Last week I tried to use my primary care physician’s patient portal for the first time. The server was down, so I couldn’t log in. I was disappointed. In hindsight, though, it was actually for the best. I fell victim to a rootkit attack last Wednesday night, so it’s entirely possible that some miscreant could have ended up with my medical identity.
Once IT had restored my machine to its original, rootkit-free settings, I gave the patient portal another shot. This time, I logged in without a problem. After poking around for a few minutes, here’s a quick rundown of the major features of this patient portal. (This particular one is made by eClinicalWorks LLC.)
- Patients are reminded, both by the vendor and the physician’s practice, that online communications should not be used in emergency situations and, though secure, are nonetheless subject to certain security risks.
- Users can view a schedule of upcoming appointments as well as their most recent statement.
- Users have the option to request prescription renewals and referrals.
- The Personal Health Record (PHR) View tab provides a look at one’s allergies, medications, family history, immunizations and most recent lab results.
Overall, my experience is consistent with the recent analysis of Chilmark Research’s John Moore – the patient portal is nice, but it’s not “an integral part of the care process.”

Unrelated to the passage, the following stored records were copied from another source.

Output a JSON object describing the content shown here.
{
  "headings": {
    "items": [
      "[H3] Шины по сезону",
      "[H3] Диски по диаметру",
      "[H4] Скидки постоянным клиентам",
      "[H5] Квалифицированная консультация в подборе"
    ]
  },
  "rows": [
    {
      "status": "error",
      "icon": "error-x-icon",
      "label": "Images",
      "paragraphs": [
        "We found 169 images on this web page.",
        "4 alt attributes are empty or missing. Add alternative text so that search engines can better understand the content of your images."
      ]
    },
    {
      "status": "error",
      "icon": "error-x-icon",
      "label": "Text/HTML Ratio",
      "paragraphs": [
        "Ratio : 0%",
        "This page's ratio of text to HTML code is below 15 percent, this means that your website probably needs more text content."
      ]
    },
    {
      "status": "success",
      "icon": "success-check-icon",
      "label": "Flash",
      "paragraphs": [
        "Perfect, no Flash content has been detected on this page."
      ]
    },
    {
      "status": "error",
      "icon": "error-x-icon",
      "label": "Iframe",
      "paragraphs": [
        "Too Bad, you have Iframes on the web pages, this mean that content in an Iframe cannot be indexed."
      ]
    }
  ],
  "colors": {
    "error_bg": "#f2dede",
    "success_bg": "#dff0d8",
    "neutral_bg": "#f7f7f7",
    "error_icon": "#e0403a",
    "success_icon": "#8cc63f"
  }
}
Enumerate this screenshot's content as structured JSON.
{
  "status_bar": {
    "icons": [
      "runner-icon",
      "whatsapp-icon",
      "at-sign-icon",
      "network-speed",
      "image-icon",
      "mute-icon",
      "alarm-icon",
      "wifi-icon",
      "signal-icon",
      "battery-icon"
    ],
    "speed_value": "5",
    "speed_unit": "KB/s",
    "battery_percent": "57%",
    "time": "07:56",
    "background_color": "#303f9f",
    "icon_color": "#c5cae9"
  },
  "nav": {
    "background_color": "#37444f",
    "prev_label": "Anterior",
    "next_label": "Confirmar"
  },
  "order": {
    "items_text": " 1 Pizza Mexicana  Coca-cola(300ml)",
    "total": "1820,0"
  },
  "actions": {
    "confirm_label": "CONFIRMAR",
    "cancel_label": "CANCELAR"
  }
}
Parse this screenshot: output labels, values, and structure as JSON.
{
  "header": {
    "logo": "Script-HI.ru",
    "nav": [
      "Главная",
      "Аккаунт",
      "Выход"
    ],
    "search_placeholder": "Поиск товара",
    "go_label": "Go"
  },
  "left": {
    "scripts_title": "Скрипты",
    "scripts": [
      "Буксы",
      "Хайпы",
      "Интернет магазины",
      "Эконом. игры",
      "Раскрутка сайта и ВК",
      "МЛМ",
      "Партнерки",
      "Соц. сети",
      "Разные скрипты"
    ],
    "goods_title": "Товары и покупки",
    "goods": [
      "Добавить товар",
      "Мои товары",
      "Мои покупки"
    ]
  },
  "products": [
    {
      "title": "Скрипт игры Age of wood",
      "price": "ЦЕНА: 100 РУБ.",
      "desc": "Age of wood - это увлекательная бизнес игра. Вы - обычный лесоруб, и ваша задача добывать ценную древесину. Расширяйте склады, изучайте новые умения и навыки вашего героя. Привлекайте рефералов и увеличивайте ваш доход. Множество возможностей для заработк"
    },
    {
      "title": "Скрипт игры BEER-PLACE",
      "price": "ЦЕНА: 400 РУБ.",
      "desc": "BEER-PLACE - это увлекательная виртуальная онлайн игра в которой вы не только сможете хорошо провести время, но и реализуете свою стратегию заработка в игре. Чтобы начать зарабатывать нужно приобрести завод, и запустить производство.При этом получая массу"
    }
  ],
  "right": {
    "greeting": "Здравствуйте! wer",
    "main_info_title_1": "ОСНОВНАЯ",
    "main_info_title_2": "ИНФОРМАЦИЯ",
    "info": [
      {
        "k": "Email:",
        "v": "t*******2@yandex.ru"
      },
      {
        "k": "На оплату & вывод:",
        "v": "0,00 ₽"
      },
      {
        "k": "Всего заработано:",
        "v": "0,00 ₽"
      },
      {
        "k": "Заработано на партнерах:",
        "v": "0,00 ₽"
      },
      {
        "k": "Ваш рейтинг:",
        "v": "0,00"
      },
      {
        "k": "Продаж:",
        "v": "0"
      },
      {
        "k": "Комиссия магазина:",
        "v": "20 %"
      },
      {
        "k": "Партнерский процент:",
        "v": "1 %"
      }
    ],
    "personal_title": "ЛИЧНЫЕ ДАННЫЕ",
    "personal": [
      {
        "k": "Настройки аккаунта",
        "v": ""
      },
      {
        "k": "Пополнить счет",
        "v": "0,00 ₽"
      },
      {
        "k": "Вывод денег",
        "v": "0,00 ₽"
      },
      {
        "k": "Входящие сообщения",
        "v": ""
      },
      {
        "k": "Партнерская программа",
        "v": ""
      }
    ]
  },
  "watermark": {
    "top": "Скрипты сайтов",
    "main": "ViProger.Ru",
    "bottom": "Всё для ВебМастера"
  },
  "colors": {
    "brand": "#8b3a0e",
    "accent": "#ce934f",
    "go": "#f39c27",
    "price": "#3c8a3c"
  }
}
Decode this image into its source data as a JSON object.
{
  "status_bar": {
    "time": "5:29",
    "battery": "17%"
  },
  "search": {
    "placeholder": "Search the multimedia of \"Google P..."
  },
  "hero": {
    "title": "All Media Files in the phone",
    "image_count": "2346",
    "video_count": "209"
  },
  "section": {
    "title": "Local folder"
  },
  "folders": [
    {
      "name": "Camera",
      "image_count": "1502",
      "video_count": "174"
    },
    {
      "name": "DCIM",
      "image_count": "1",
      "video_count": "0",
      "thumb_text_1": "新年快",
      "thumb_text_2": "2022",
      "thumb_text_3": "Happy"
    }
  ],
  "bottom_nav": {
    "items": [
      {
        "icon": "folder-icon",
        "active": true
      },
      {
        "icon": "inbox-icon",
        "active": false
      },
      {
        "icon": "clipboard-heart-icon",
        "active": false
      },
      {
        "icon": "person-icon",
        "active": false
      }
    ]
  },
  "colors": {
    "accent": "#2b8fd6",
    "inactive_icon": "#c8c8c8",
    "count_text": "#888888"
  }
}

Being able to request referrals and prescription renewals is handy, since not all patient portals offer that. On the other hand, I can’t do anything within the PHR View, and it’s heavy on unexplained medical jargon – I, for example, have no idea what a “TSH 3rd Gen Sensitive-LGH” lab test is. (Then again, this could be useful for patients with chronic conditions who need to track both the frequency and the results of lab tests and, as a result, would be better acquainted with such terminology.)
It isn’t necessarily my physician’s fault that the patient portal is subpar. For starters, it’s quite new – the bulk of the information was entered in late March. In addition, it suffers from the Catch-22 of patient portals – usability improvements aren’t worth the investment unless there are more users, but there won’t be more users until usability improves. Unfortunately, if Google Inc. and Microsoft continue to say that patient portals are not profitable, that investment may never come.